Characterisation of novel perennial ryegrass host–Neotyphodium endophyte associations

Abstract. The temperate pasture grass Lolium perenne L. is commonly found in symbiotic association with the asexual fungal endophyte Neotyphodium lolii. Levels of endophyte colonisation and alkaloid content were evaluated in associations formed by plant genotypes from cv. Bronsyn with the standard endophyte (SE) and five distinct commercial endophyte strains. Bronsyn–SE produced all of the measured alkaloids (lolitrem B, peramine, and ergovaline). Bronsyn–AR1 produced only peramine, while Bronsyn–AR37 produced none of the tested alkaloids. Bronsyn–NEA2, Bronsyn–NEA3, and Bronsyn–NEA6 produced both ergovaline and peramine.
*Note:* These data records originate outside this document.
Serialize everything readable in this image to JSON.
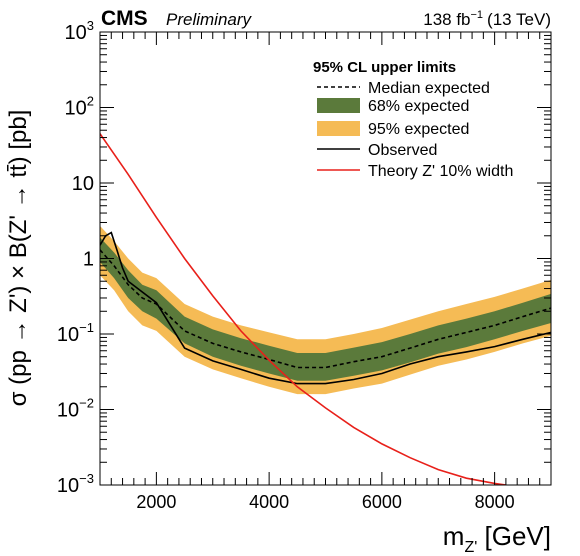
{
  "header": {
    "experiment": "CMS",
    "status": "Preliminary",
    "lumi_value": "138 fb",
    "lumi_exp": "−1",
    "energy": "(13 TeV)"
  },
  "chart_data": {
    "type": "line",
    "title": "",
    "ylabel": "σ (pp → Z') × B(Z' → tt̄) [pb]",
    "xlabel": "m_{Z'} [GeV]",
    "xlim": [
      1000,
      9000
    ],
    "ylim": [
      0.001,
      1000
    ],
    "y_scale": "log",
    "grid": false,
    "x_ticks": [
      2000,
      4000,
      6000,
      8000
    ],
    "x_tick_labels": [
      "2000",
      "4000",
      "6000",
      "8000"
    ],
    "y_ticks": [
      0.001,
      0.01,
      0.1,
      1,
      10,
      100,
      1000
    ],
    "y_tick_labels": [
      {
        "base": "10",
        "exp": "−3"
      },
      {
        "base": "10",
        "exp": "−2"
      },
      {
        "base": "10",
        "exp": "−1"
      },
      {
        "base": "1",
        "exp": ""
      },
      {
        "base": "10",
        "exp": ""
      },
      {
        "base": "10",
        "exp": "2"
      },
      {
        "base": "10",
        "exp": "3"
      }
    ],
    "legend": {
      "title": "95% CL upper limits",
      "position": "top-right",
      "entries": [
        {
          "label": "Median expected",
          "style": "dashed-line"
        },
        {
          "label": "68% expected",
          "style": "band-68"
        },
        {
          "label": "95% expected",
          "style": "band-95"
        },
        {
          "label": "Observed",
          "style": "solid-line"
        },
        {
          "label": "Theory Z' 10% width",
          "style": "red-line"
        }
      ]
    },
    "colors": {
      "band_68": "#5b7a3b",
      "band_95": "#f5bb55",
      "theory": "#e8201a",
      "median": "#000000",
      "observed": "#000000"
    },
    "x": [
      1000,
      1250,
      1500,
      1750,
      2000,
      2500,
      3000,
      3500,
      4000,
      4500,
      5000,
      5500,
      6000,
      6500,
      7000,
      7500,
      8000,
      8500,
      9000
    ],
    "series": [
      {
        "name": "Median expected",
        "role": "median",
        "values": [
          1.3,
          0.8,
          0.45,
          0.3,
          0.25,
          0.11,
          0.075,
          0.058,
          0.046,
          0.036,
          0.036,
          0.043,
          0.05,
          0.065,
          0.085,
          0.105,
          0.13,
          0.17,
          0.22
        ]
      },
      {
        "name": "68% expected",
        "role": "band68",
        "lower": [
          0.9,
          0.55,
          0.3,
          0.2,
          0.16,
          0.075,
          0.05,
          0.038,
          0.03,
          0.024,
          0.024,
          0.028,
          0.033,
          0.042,
          0.055,
          0.067,
          0.085,
          0.11,
          0.14
        ],
        "upper": [
          1.9,
          1.2,
          0.7,
          0.45,
          0.38,
          0.17,
          0.115,
          0.088,
          0.07,
          0.056,
          0.056,
          0.066,
          0.078,
          0.1,
          0.13,
          0.16,
          0.2,
          0.26,
          0.34
        ]
      },
      {
        "name": "95% expected",
        "role": "band95",
        "lower": [
          0.6,
          0.38,
          0.2,
          0.13,
          0.11,
          0.05,
          0.034,
          0.026,
          0.02,
          0.016,
          0.016,
          0.019,
          0.022,
          0.029,
          0.038,
          0.046,
          0.058,
          0.075,
          0.095
        ],
        "upper": [
          2.7,
          1.7,
          1.0,
          0.65,
          0.55,
          0.25,
          0.17,
          0.13,
          0.105,
          0.085,
          0.085,
          0.1,
          0.12,
          0.155,
          0.2,
          0.25,
          0.31,
          0.4,
          0.52
        ]
      },
      {
        "name": "Observed",
        "role": "observed",
        "x": [
          1000,
          1100,
          1200,
          1300,
          1400,
          1500,
          1750,
          2000,
          2500,
          3000,
          3500,
          4000,
          4500,
          5000,
          5500,
          6000,
          6500,
          7000,
          7500,
          8000,
          8500,
          9000
        ],
        "values": [
          1.5,
          2.0,
          2.2,
          1.3,
          0.75,
          0.5,
          0.36,
          0.26,
          0.065,
          0.044,
          0.034,
          0.026,
          0.022,
          0.022,
          0.025,
          0.03,
          0.04,
          0.05,
          0.058,
          0.068,
          0.085,
          0.105
        ]
      },
      {
        "name": "Theory Z' 10% width",
        "role": "theory",
        "x": [
          1000,
          1500,
          2000,
          2500,
          3000,
          3500,
          4000,
          4500,
          5000,
          5500,
          6000,
          6500,
          7000,
          7500,
          8000,
          8200
        ],
        "values": [
          45,
          13,
          3.5,
          1.0,
          0.32,
          0.11,
          0.045,
          0.02,
          0.0105,
          0.0058,
          0.0035,
          0.0023,
          0.0016,
          0.00123,
          0.00105,
          0.001
        ]
      }
    ]
  }
}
Both endophyte strain and host genotype exerted significant effects on alkaloid production. Analysis of endophyte colonisation using qPCR revealed differences between each association. With the exception of Bronsyn–AR1 and Bronsyn–NEA3, host genotype also significantly affected colonisation levels. Phenotypic performance of each association was also assessed, based on measurement of morphological traits under glasshouse conditions in hydroponic culture. Significant variation due to different endophyte and host genotypes was observed. Collectively, these studies confirm that differences in both endophyte and host genotypes contribute to host–endophyte performance in a complex interactive manner.